Elle illustre des relations pathologiques ou la mère surprotège excessivement sa fille, droguée et fragile mentalement. Samuel, l’auteur, lui, est en quête de l’attention et de l’amour de sa mère. Il remémore des souvenirs de son enfance et s’adresse par la pensée directement à sa mère comme dans un face à face et nous fait partager toutes ses souffrances mêlant colère, culpabilité et besoin malgré tout de réparer, de sauver cette mère.
La deuxième partie constitue le journal écrit tardivement à 68 ans par la mère, après qu’elle ait fait une psychothérapie. Elle décrit son enfance maltraitée, les sévices physiques, et psychologiques qu’elle a subi par un père violent, elle, la dernière enfant d’un fratrie de quatorze enfants.

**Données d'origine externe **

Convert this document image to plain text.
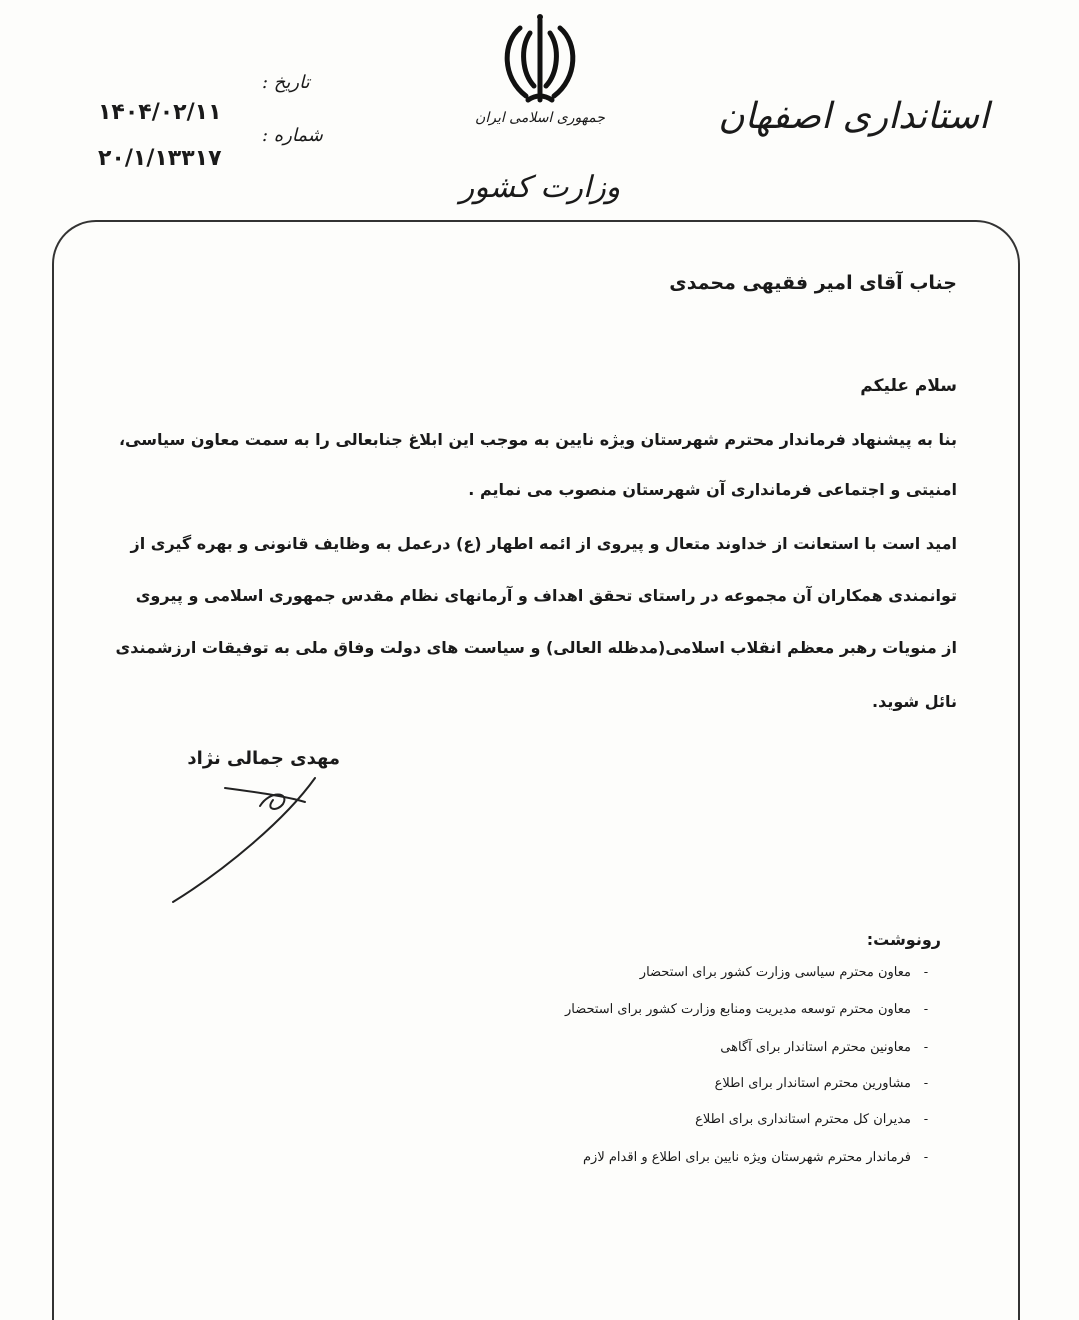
جمهوری اسلامی ایران
وزارت کشور
استانداری اصفهان
تاریخ :
شماره :
۱۴۰۴/۰۲/۱۱
۲۰/۱/۱۳۳۱۷
جناب آقای امیر فقیهی محمدی
سلام علیکم
بنا به پیشنهاد فرماندار محترم شهرستان ویژه نایین به موجب این ابلاغ جنابعالی را به سمت معاون سیاسی،
امنیتی و اجتماعی فرمانداری آن شهرستان منصوب می نمایم .
امید است با استعانت از خداوند متعال و پیروی از ائمه اطهار (ع) درعمل به وظایف قانونی و بهره گیری از
توانمندی همکاران آن مجموعه در راستای تحقق اهداف و آرمانهای نظام مقدس جمهوری اسلامی و پیروی
از منویات رهبر معظم انقلاب اسلامی(مدظله العالی) و سیاست های دولت وفاق ملی به توفیقات ارزشمندی
نائل شوید.
مهدی جمالی نژاد
رونوشت:
-معاون محترم سیاسی وزارت کشور برای استحضار
-معاون محترم توسعه مدیریت ومنابع وزارت کشور برای استحضار
-معاونین محترم استاندار برای آگاهی
-مشاورین محترم استاندار برای اطلاع
-مدیران کل محترم استانداری برای اطلاع
-فرماندار محترم شهرستان ویژه نایین برای اطلاع و اقدام لازم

La troisième partie, c’est le temps de la résilience et la parole devient remède. L’auteur renoue des liens  différents avec sa mère, de plus en plus sereins. Samuel l’entend, la comprend et ils se découvrent.
Ce livre amène réflexion et plusieurs enseignements : le renoncement à secourir l’autre pour se sauver soi-même; faire le deuil de son enfance impliquant de faire celui de l’enfance de sa propre mère; la parole salvatrice.
Ce livre sur les violences familiales, d’une grande profondeur et d’une grande densité sur l’enfance maltraitée, ne peut laisser le lecteur indifférent émotionnellement.
L’analyse des relations familiales, très finement décrite et écrite rend ce livre poignant.